Elwood Rich, a Riverside County Superior Court judge who opened the school in 1971, died last year. His sons Greg and Brian Rich, who serve as assistant to the dean and registrar, are ready to retire.

The school offers a part-time, four-year evening program and was never interested in ABA accreditation or becoming a State Bar of California-approved school. That’s one reason they’ve been able to keep tuition low, says Brian Rich. Its law professors are all adjuncts, and students use the Riverside County law library for research. The school is housed in what used to be the White Sands Supper Club, the Press Enterprise reports.

Elwood Rich previously taught tort classes at Riverside University Law School. After authorities shut down it down for student-loan violations, he tried to find spots for the students at other law schools, with no luck. So he opened his own law school.

“We’ve really filled a niche in the community, and provided a very affordable education for residents of this area,” says Brian Rich.

California Southern’s class of 2016 had 11 graduates, and he expects about 30 people for the incoming fall class. Anyone who meets State Bar of California requirements for attending law school can get into the school. Some students don’t have undergraduate degrees, Brian Rich says, which is permitted by the bar.

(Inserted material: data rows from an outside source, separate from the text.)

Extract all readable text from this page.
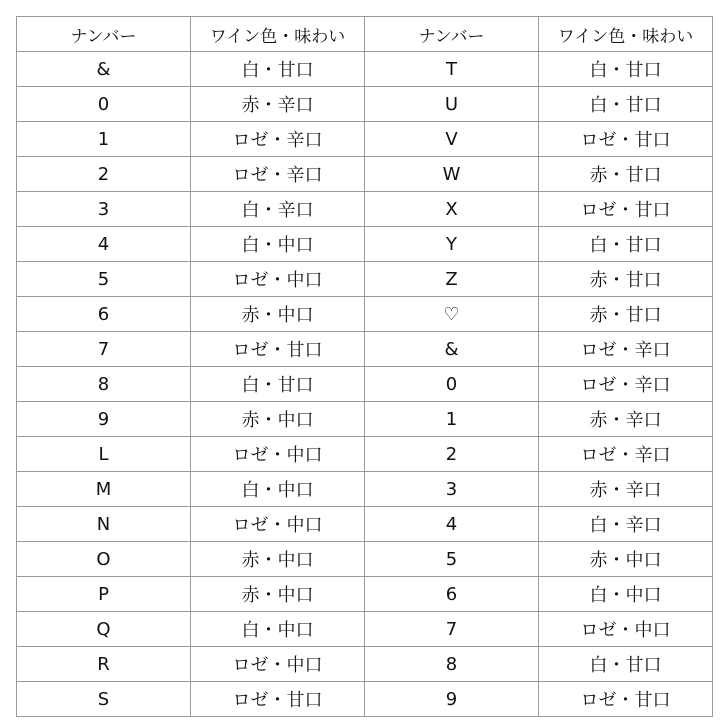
ナンバー	ワイン色・味わい	ナンバー	ワイン色・味わい
&	白・甘口	T	白・甘口
0	赤・辛口	U	白・甘口
1	ロゼ・辛口	V	ロゼ・甘口
2	ロゼ・辛口	W	赤・甘口
3	白・辛口	X	ロゼ・甘口
4	白・中口	Y	白・甘口
5	ロゼ・中口	Z	赤・甘口
6	赤・中口	♡	赤・甘口
7	ロゼ・甘口	&	ロゼ・辛口
8	白・甘口	0	ロゼ・辛口
9	赤・中口	1	赤・辛口
L	ロゼ・中口	2	ロゼ・辛口
M	白・中口	3	赤・辛口
N	ロゼ・中口	4	白・辛口
O	赤・中口	5	赤・中口
P	赤・中口	6	白・中口
Q	白・中口	7	ロゼ・中口
R	ロゼ・中口	8	白・甘口
S	ロゼ・甘口	9	ロゼ・甘口
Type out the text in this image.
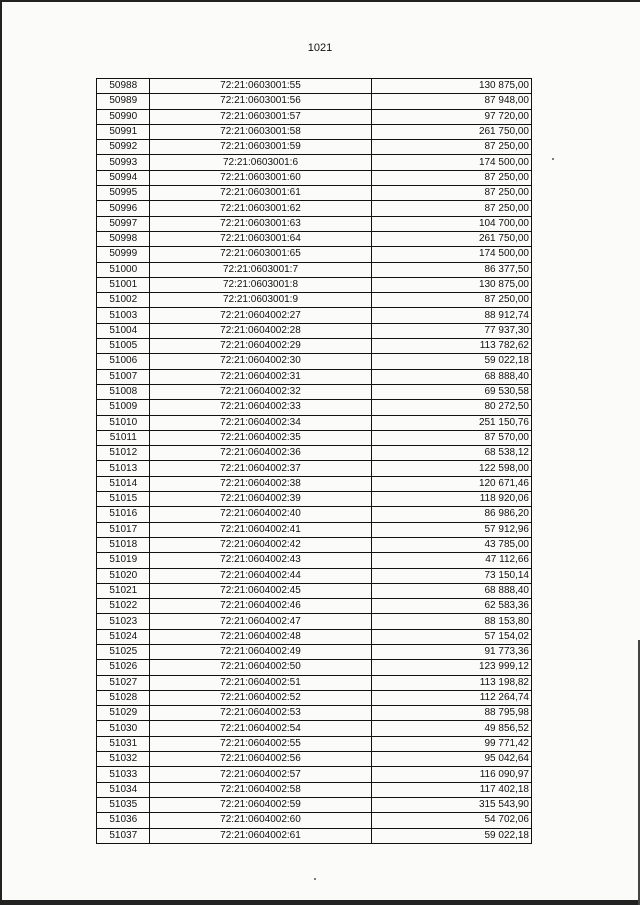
1021
50988	72:21:0603001:55	130 875,00
50989	72:21:0603001:56	87 948,00
50990	72:21:0603001:57	97 720,00
50991	72:21:0603001:58	261 750,00
50992	72:21:0603001:59	87 250,00
50993	72:21:0603001:6	174 500,00
50994	72:21:0603001:60	87 250,00
50995	72:21:0603001:61	87 250,00
50996	72:21:0603001:62	87 250,00
50997	72:21:0603001:63	104 700,00
50998	72:21:0603001:64	261 750,00
50999	72:21:0603001:65	174 500,00
51000	72:21:0603001:7	86 377,50
51001	72:21:0603001:8	130 875,00
51002	72:21:0603001:9	87 250,00
51003	72:21:0604002:27	88 912,74
51004	72:21:0604002:28	77 937,30
51005	72:21:0604002:29	113 782,62
51006	72:21:0604002:30	59 022,18
51007	72:21:0604002:31	68 888,40
51008	72:21:0604002:32	69 530,58
51009	72:21:0604002:33	80 272,50
51010	72:21:0604002:34	251 150,76
51011	72:21:0604002:35	87 570,00
51012	72:21:0604002:36	68 538,12
51013	72:21:0604002:37	122 598,00
51014	72:21:0604002:38	120 671,46
51015	72:21:0604002:39	118 920,06
51016	72:21:0604002:40	86 986,20
51017	72:21:0604002:41	57 912,96
51018	72:21:0604002:42	43 785,00
51019	72:21:0604002:43	47 112,66
51020	72:21:0604002:44	73 150,14
51021	72:21:0604002:45	68 888,40
51022	72:21:0604002:46	62 583,36
51023	72:21:0604002:47	88 153,80
51024	72:21:0604002:48	57 154,02
51025	72:21:0604002:49	91 773,36
51026	72:21:0604002:50	123 999,12
51027	72:21:0604002:51	113 198,82
51028	72:21:0604002:52	112 264,74
51029	72:21:0604002:53	88 795,98
51030	72:21:0604002:54	49 856,52
51031	72:21:0604002:55	99 771,42
51032	72:21:0604002:56	95 042,64
51033	72:21:0604002:57	116 090,97
51034	72:21:0604002:58	117 402,18
51035	72:21:0604002:59	315 543,90
51036	72:21:0604002:60	54 702,06
51037	72:21:0604002:61	59 022,18
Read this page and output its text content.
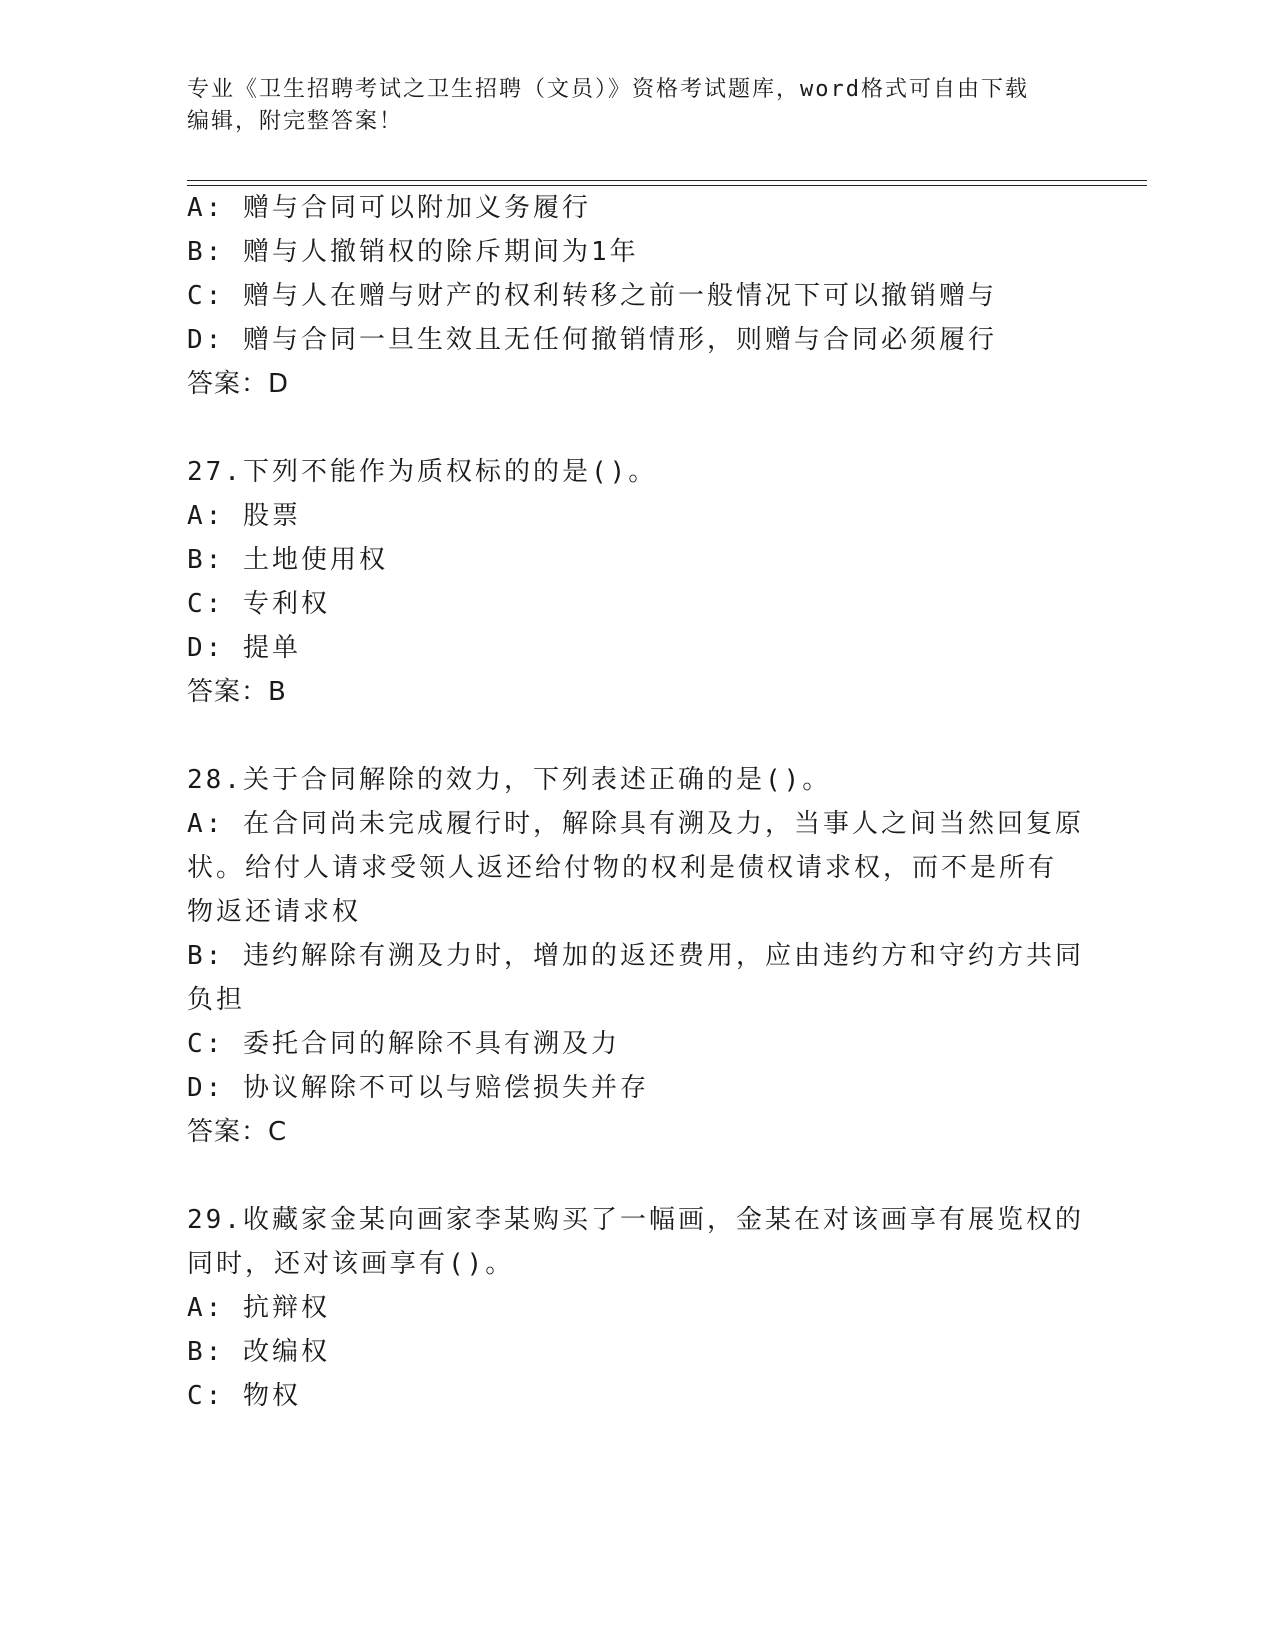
专业《卫生招聘考试之卫生招聘（文员）》资格考试题库，word格式可自由下载
编辑，附完整答案！
A: 赠与合同可以附加义务履行
B: 赠与人撤销权的除斥期间为1年
C: 赠与人在赠与财产的权利转移之前一般情况下可以撤销赠与
D: 赠与合同一旦生效且无任何撤销情形，则赠与合同必须履行
答案：D
27.下列不能作为质权标的的是()。
A: 股票
B: 土地使用权
C: 专利权
D: 提单
答案：B
28.关于合同解除的效力，下列表述正确的是()。
A: 在合同尚未完成履行时，解除具有溯及力，当事人之间当然回复原
状。给付人请求受领人返还给付物的权利是债权请求权，而不是所有
物返还请求权
B: 违约解除有溯及力时，增加的返还费用，应由违约方和守约方共同
负担
C: 委托合同的解除不具有溯及力
D: 协议解除不可以与赔偿损失并存
答案：C
29.收藏家金某向画家李某购买了一幅画，金某在对该画享有展览权的
同时，还对该画享有()。
A: 抗辩权
B: 改编权
C: 物权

He counts law enforcement officers, nurses and teachers among California Southern’s 400 graduates. Many start sole practices, but there are also alums working as prosecutors and public defenders in Riverside and San Bernardino Counties. Some have gone on to become judges.

“We’ve always operated with the philosophy of opportunity. We’ve never required students to take the LSAT, and we don’t peruse applications to determine who may or may not be admitted,” Brian Rich says. “After working here 23 years, I’m convinced that people are either wired to study law or they’re not.”

Those who don’t have what it takes are often weeded out by the State Bar of California’s First-Year Law Students’ Examination, which students at non-accredited schools take.

“The beauty of this law school is that you know exactly what you have to teach people for them to pass the bar exam,” says Brian Rich, who was a fifth-grade teacher before he joined his dad and brother at the law school.

“We’ve never gotten caught up in all the trappings and bureaucracy that you see in educational institutions,” he adds. “There’s no committee for curriculum development here, we don’t have to develop new academic programs. We teach what you need to pass the bar.”

Admissions peaked in the 1990s. Brian Rich says that today, their competition for the most part are online law schools. However, according to him, the school is still profitable, and if the right person came along, he and his brother might consider selling it.

“The type of person you’d need is someone who after 20 years of banging around the courthouse is tired of it, and wants to do something else,” says Brian Rich. “This is kind of a niche market. It’s not like a restaurant, where there are a large number of people who’d have the ability to run it.”